Later this year, Cogsdell will offer housing to people in need. She has already secured the location.

"I'm going to move out of my home," Cogsdell said. 

It is similar to what she did in Washington, D.C. Her mother moved out of her childhood home and it became the first of the three housing units she opened in the city. 

In addition to the services she runs through Theophilos, Cogsdell has partnered with many other area organizations. She does events with the Union County Community Shelter, has a partnership with Common Cupboard, has a working relationship with the Department of Social Services and often holds events with Turning Point. 

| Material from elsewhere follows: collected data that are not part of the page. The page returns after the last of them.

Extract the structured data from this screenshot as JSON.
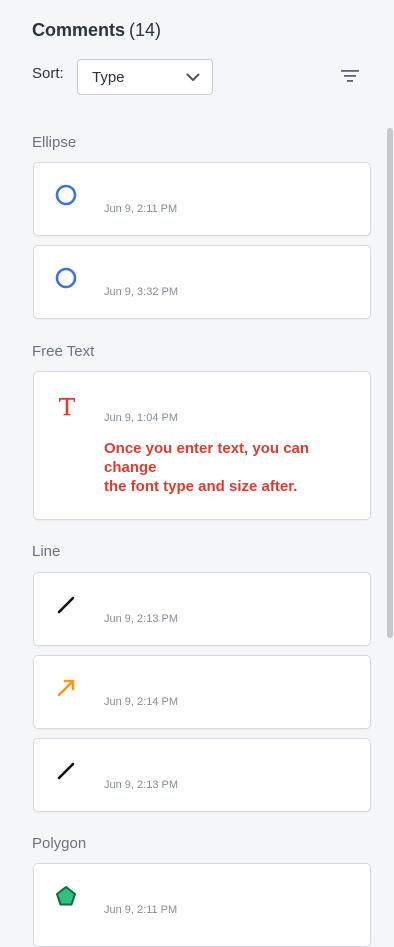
{
  "header": {
    "title": "Comments",
    "count": "(14)"
  },
  "sort": {
    "label": "Sort:",
    "value": "Type"
  },
  "sections": {
    "ellipse": {
      "title": "Ellipse"
    },
    "free_text": {
      "title": "Free Text"
    },
    "line": {
      "title": "Line"
    },
    "polygon": {
      "title": "Polygon"
    }
  },
  "comments": [
    {
      "icon": "ellipse-icon",
      "time": "Jun 9, 2:11 PM"
    },
    {
      "icon": "ellipse-icon",
      "time": "Jun 9, 3:32 PM"
    },
    {
      "icon": "free-text-icon",
      "time": "Jun 9, 1:04 PM",
      "text": "Once you enter text, you can\nchange\nthe font type and size after."
    },
    {
      "icon": "line-icon",
      "time": "Jun 9, 2:13 PM"
    },
    {
      "icon": "arrow-icon",
      "time": "Jun 9, 2:14 PM"
    },
    {
      "icon": "line-icon",
      "time": "Jun 9, 2:13 PM"
    },
    {
      "icon": "polygon-icon",
      "time": "Jun 9, 2:11 PM"
    }
  ],
  "colors": {
    "ellipse": "#3a72e8",
    "free_text": "#e03b2f",
    "line": "#111111",
    "arrow": "#f39a1d",
    "polygon": "#1e9b62"
  }
}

"We're really out there," Cogsdell said. "We have really gotten known in the community and I'm proud of that." 

She often receives letters and cards from clients. She has received feedback from elected officials, as well. 

"Our services have not gone unnoticed in the community and they thank Theophilos a lot," Cogsdell said. 

Cogsdell gives her time, money and even her home to help others. She is motivated by one thing. 

"God. It's all God-driven," she said. "I take no credit for (anything)." 

Even when people thank her, she tells them to thank God instead. 

"I thank Him for using me as a vessel," Cogsdell said. 

She plans to extend her reaches beyond Union County and Charlotte. She hopes to move into Cabarrus County and return to Washington, D.C. 

She also plans to research all the states where homelessness is a key issue and visit the top 10. 

"We're going to work our way on the list each year, just to reach out," Cogsdell said. "It's not a lot, but it's just to say we love, we haven't forgotten about you." 

She also hopes to partner with more area facilities. 

"I'm just out there just trying...I love people. I have a compassion for people and everything that I do is all inspired by God," Cogsdell said. "A lot of people worry...I say God has this. This is His plan. You have to sow a seed." 

She has large hopes for the future and hopes to help many people. 

"Theophilos is going to soar," Cogsdell said.